A Note on Transcriptions
One of the most common questions I see is, "what's the best way to transcribe?"
Short answer: There is no best way. Just do it.
Far too often we get so caught up in the How that we never actually get to the Doing. My advice is to just do it. Get out there and transcribe. No matter how you go about, you will benefit.
As far as the benefits, there are many depending on how you go about transcribing (improved sight-reading, better intonation and tone, better technique, expanded vocabulary...)
When I first started transcribing, I wrote everything down as soon an I learned it. I would regularly go back and read through what I wrote. My tone and intonation improved, and some language sunk in, but not as much as if I had memorized the piece. An unexpected benefit was that my ability to sight-read increased dramatically! This came from writing it down.
My current approach is to memorize the piece, and write it down afterwards (oftentimes from memory and without a horn). I feel this is the "best" way (for me, at least). I still receive the same benefits as before, but now I'm really letting the language sink in to my subconscious.
No matter how you go about transcribing, it doesn't really matter, just as long as you are doing it. Transcription books are great, particularly for those who have transcribed and listened a lot on their own, but they are no substitute for actually doing the work yourself.

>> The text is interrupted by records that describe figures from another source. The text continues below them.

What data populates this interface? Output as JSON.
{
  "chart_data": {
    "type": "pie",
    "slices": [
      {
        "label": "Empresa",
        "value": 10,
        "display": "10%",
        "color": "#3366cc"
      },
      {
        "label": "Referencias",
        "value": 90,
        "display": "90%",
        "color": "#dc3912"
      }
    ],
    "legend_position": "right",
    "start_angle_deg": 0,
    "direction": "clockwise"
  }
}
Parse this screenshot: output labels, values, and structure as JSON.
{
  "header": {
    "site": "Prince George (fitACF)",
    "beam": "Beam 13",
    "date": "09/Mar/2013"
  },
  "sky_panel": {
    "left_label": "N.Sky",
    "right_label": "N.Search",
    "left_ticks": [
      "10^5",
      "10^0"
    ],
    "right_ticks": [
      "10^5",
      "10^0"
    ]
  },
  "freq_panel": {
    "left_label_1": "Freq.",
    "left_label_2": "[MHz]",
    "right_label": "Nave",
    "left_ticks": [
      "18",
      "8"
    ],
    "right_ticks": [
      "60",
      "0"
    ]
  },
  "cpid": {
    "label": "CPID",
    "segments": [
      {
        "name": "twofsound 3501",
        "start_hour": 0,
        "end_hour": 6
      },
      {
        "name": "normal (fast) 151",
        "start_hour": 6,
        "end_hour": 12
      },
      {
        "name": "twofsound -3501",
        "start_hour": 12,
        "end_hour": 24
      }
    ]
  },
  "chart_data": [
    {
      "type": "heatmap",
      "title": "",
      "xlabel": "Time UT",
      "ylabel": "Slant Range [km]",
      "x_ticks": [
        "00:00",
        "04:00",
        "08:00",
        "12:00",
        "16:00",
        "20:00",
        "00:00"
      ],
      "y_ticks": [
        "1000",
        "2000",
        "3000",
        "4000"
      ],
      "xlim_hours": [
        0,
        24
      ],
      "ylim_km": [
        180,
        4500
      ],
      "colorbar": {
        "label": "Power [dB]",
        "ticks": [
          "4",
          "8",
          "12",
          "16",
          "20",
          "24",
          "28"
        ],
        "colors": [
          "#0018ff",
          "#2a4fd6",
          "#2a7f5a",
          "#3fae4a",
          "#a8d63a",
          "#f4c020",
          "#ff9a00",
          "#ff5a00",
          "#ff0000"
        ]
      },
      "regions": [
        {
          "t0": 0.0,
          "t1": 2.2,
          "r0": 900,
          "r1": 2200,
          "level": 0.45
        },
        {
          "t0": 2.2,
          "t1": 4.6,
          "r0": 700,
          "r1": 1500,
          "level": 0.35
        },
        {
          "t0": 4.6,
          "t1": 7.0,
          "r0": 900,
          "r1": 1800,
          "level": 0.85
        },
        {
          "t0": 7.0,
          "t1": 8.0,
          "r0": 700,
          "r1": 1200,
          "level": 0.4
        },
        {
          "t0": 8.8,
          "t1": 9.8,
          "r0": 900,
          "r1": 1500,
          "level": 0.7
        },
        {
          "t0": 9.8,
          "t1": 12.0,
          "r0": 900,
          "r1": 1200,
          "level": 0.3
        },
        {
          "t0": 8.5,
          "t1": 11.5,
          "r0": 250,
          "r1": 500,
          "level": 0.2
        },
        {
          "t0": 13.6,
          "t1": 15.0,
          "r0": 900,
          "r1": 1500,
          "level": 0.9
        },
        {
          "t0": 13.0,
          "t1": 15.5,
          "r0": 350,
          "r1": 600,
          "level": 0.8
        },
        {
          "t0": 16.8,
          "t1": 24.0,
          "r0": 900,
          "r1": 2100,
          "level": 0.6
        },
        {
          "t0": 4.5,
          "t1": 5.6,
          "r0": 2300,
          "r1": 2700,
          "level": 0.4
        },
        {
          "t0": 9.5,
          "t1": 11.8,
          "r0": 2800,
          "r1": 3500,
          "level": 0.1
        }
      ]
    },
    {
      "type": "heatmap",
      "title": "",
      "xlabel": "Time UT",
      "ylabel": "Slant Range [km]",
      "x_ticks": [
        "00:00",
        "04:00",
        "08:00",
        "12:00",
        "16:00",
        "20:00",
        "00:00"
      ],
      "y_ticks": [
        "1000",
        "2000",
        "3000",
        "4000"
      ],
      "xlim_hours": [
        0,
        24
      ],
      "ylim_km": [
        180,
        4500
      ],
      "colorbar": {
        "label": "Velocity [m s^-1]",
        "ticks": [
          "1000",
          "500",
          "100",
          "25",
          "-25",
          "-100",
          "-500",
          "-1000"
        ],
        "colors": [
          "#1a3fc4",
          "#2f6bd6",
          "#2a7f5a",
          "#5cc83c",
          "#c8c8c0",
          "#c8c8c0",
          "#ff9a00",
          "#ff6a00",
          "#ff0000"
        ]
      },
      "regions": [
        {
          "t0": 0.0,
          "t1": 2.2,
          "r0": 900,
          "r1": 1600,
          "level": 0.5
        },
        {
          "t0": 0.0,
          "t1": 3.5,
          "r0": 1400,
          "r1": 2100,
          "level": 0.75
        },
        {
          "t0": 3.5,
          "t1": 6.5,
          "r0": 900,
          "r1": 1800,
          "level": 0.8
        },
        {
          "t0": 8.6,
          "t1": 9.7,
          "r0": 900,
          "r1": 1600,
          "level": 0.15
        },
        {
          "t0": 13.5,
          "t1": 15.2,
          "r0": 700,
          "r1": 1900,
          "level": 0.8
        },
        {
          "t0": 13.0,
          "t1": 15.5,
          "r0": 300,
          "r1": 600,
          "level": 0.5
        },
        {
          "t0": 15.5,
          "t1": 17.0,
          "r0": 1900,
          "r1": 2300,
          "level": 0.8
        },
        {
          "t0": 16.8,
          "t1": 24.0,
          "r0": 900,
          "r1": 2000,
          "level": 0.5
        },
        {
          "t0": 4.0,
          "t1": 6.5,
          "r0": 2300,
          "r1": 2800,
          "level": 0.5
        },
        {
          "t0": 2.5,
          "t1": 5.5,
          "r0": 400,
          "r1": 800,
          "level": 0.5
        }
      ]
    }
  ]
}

As for programs to help with the transcription process, I have used the Amazing Slow Downer and Transcribe. Both are great. There are some who advocate that you shouldn't slow down the music, but try to learn it at tempo. Developing this ability can really help you out on the bandstand when you have to learn a tune by ear on the fly. I always try to do this first, but more often than not I end up slowing the music down a little.